Recently, I was at the University of Toronto's Teacher Education College (OISE) library, and I browsed the latest collection of titles on display. It was interesting to note that the majority of books were on developing mindfulness in students and strategies to incorporate mindfulness awareness in classrooms, So the concept of mindfulness has become very important in educational pedagogy today. This is not surprising as students of the digital age face challenges of information overload, distractions and the culture of multi-tasking, smart phones, social media etc.

That bring us to the question, what is mindfulness?

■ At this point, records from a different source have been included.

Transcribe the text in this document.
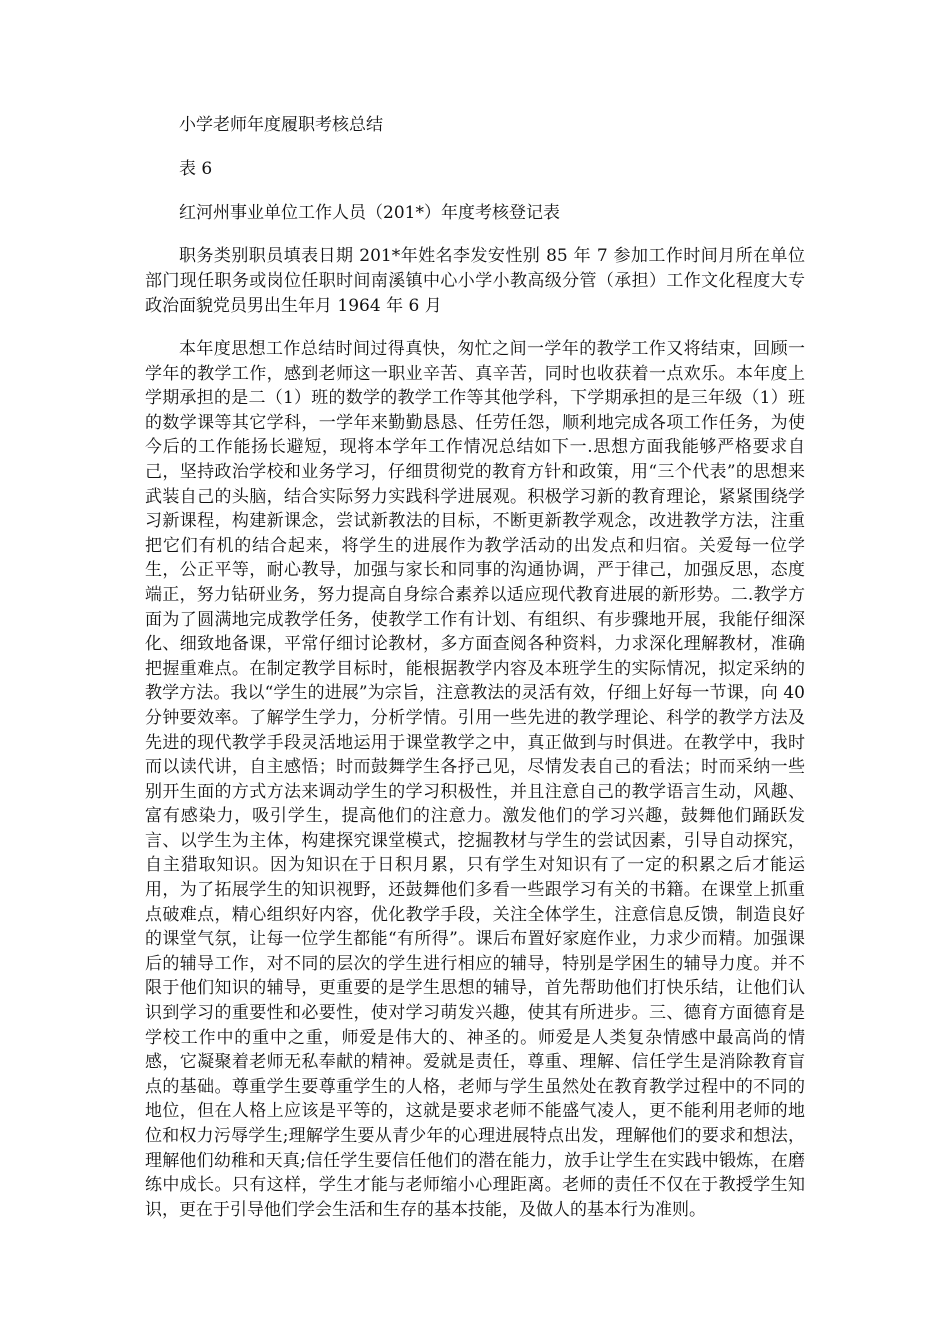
小学老师年度履职考核总结

表 6

红河州事业单位工作人员（201*）年度考核登记表

职务类别职员填表日期 201*年姓名李发安性别 85 年 7 参加工作时间月所在单位部门现任职务或岗位任职时间南溪镇中心小学小教高级分管（承担）工作文化程度大专政治面貌党员男出生年月 1964 年 6 月

本年度思想工作总结时间过得真快，匆忙之间一学年的教学工作又将结束，回顾一学年的教学工作，感到老师这一职业辛苦、真辛苦，同时也收获着一点欢乐。本年度上学期承担的是二（1）班的数学的教学工作等其他学科，下学期承担的是三年级（1）班的数学课等其它学科，一学年来勤勤恳恳、任劳任怨，顺利地完成各项工作任务，为使今后的工作能扬长避短，现将本学年工作情况总结如下一.思想方面我能够严格要求自己，坚持政治学校和业务学习，仔细贯彻党的教育方针和政策，用“三个代表”的思想来武装自己的头脑，结合实际努力实践科学进展观。积极学习新的教育理论，紧紧围绕学习新课程，构建新课念，尝试新教法的目标，不断更新教学观念，改进教学方法，注重把它们有机的结合起来，将学生的进展作为教学活动的出发点和归宿。关爱每一位学生，公正平等，耐心教导，加强与家长和同事的沟通协调，严于律己，加强反思，态度端正，努力钻研业务，努力提高自身综合素养以适应现代教育进展的新形势。二.教学方面为了圆满地完成教学任务，使教学工作有计划、有组织、有步骤地开展，我能仔细深化、细致地备课，平常仔细讨论教材，多方面查阅各种资料，力求深化理解教材，准确把握重难点。在制定教学目标时，能根据教学内容及本班学生的实际情况，拟定采纳的教学方法。我以“学生的进展”为宗旨，注意教法的灵活有效，仔细上好每一节课，向 40 分钟要效率。了解学生学力，分析学情。引用一些先进的教学理论、科学的教学方法及先进的现代教学手段灵活地运用于课堂教学之中，真正做到与时俱进。在教学中，我时而以读代讲，自主感悟；时而鼓舞学生各抒己见，尽情发表自己的看法；时而采纳一些别开生面的方式方法来调动学生的学习积极性，并且注意自己的教学语言生动，风趣、富有感染力，吸引学生，提高他们的注意力。激发他们的学习兴趣，鼓舞他们踊跃发言、以学生为主体，构建探究课堂模式，挖掘教材与学生的尝试因素，引导自动探究，自主猎取知识。因为知识在于日积月累，只有学生对知识有了一定的积累之后才能运用，为了拓展学生的知识视野，还鼓舞他们多看一些跟学习有关的书籍。在课堂上抓重点破难点，精心组织好内容，优化教学手段，关注全体学生，注意信息反馈，制造良好的课堂气氛，让每一位学生都能“有所得”。课后布置好家庭作业，力求少而精。加强课后的辅导工作，对不同的层次的学生进行相应的辅导，特别是学困生的辅导力度。并不限于他们知识的辅导，更重要的是学生思想的辅导，首先帮助他们打快乐结，让他们认识到学习的重要性和必要性，使对学习萌发兴趣，使其有所进步。三、德育方面德育是学校工作中的重中之重，师爱是伟大的、神圣的。师爱是人类复杂情感中最高尚的情感，它凝聚着老师无私奉献的精神。爱就是责任，尊重、理解、信任学生是消除教育盲点的基础。尊重学生要尊重学生的人格，老师与学生虽然处在教育教学过程中的不同的地位，但在人格上应该是平等的，这就是要求老师不能盛气凌人，更不能利用老师的地位和权力污辱学生;理解学生要从青少年的心理进展特点出发，理解他们的要求和想法，理解他们幼稚和天真;信任学生要信任他们的潜在能力，放手让学生在实践中锻炼，在磨练中成长。只有这样，学生才能与老师缩小心理距离。老师的责任不仅在于教授学生知识，更在于引导他们学会生活和生存的基本技能，及做人的基本行为准则。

Mindfulness is the basic human ability to be fully present, aware of where we are and what we are doing, and not overly reactive or overwhelmed by what is going on around us (www.mindful.org). At its most basic level, it means being aware of what is actually happening, rather than worrying about what has happened or might happen. Jon Kabat-Zin, the founding father of secular mindfulness describes this skill as 'being alive and knowing it. It means being able to step back from the busy-ness of habitual activity and the relentless chatter of the monkey mind.

The goals of mindfulness education are to help students learn

Self-awareness

• Empathy

• Techniques to calm and focus the mind

• Applying mindfulness skills to everyday life

Benefits of incorporating mindfulness in the classroom

The Mindful School Organization lists these major areas in which studies have shown that mindfulness can have positive impact on students -

Improvement in attention span and the ability to focus.

• Increase in self-awareness and self-regulation.

Greater empathy

Better social skills

Reduced test anxiety

Frequent mindfulness practice imparts health benefits .

• Research suggests that mindfulness programs can improve cognitive progress as well as resilience to stress.

• Improves higher order abilities (i.e. planning, strategic thinking) ·

Decreases test anxiety through enhancing memory and concentration and reduces mind wandering/ day dreaming.

• Mitigates or reduces ADHD symptoms.

Thus mindfulness practices help restore balance in our lives. As parents and teachers we share the responsibility of raising and nurturing children and students. Mindfulness can help us raise calm and compassionate kids. I would like to draw an analogy from the world of airline travel: Just as they recommend parents to put on their oxygen masks first before they tend to their children, it is important for parents and teachers to develop mindfulness to keep themselves centered, calm and aligned in today's stressful world. To conclude with the words of Thich Nhat Hanh, “The most precious gift we can give is our presence. When mindfulness embraces those we love, they will bloom like flowers.”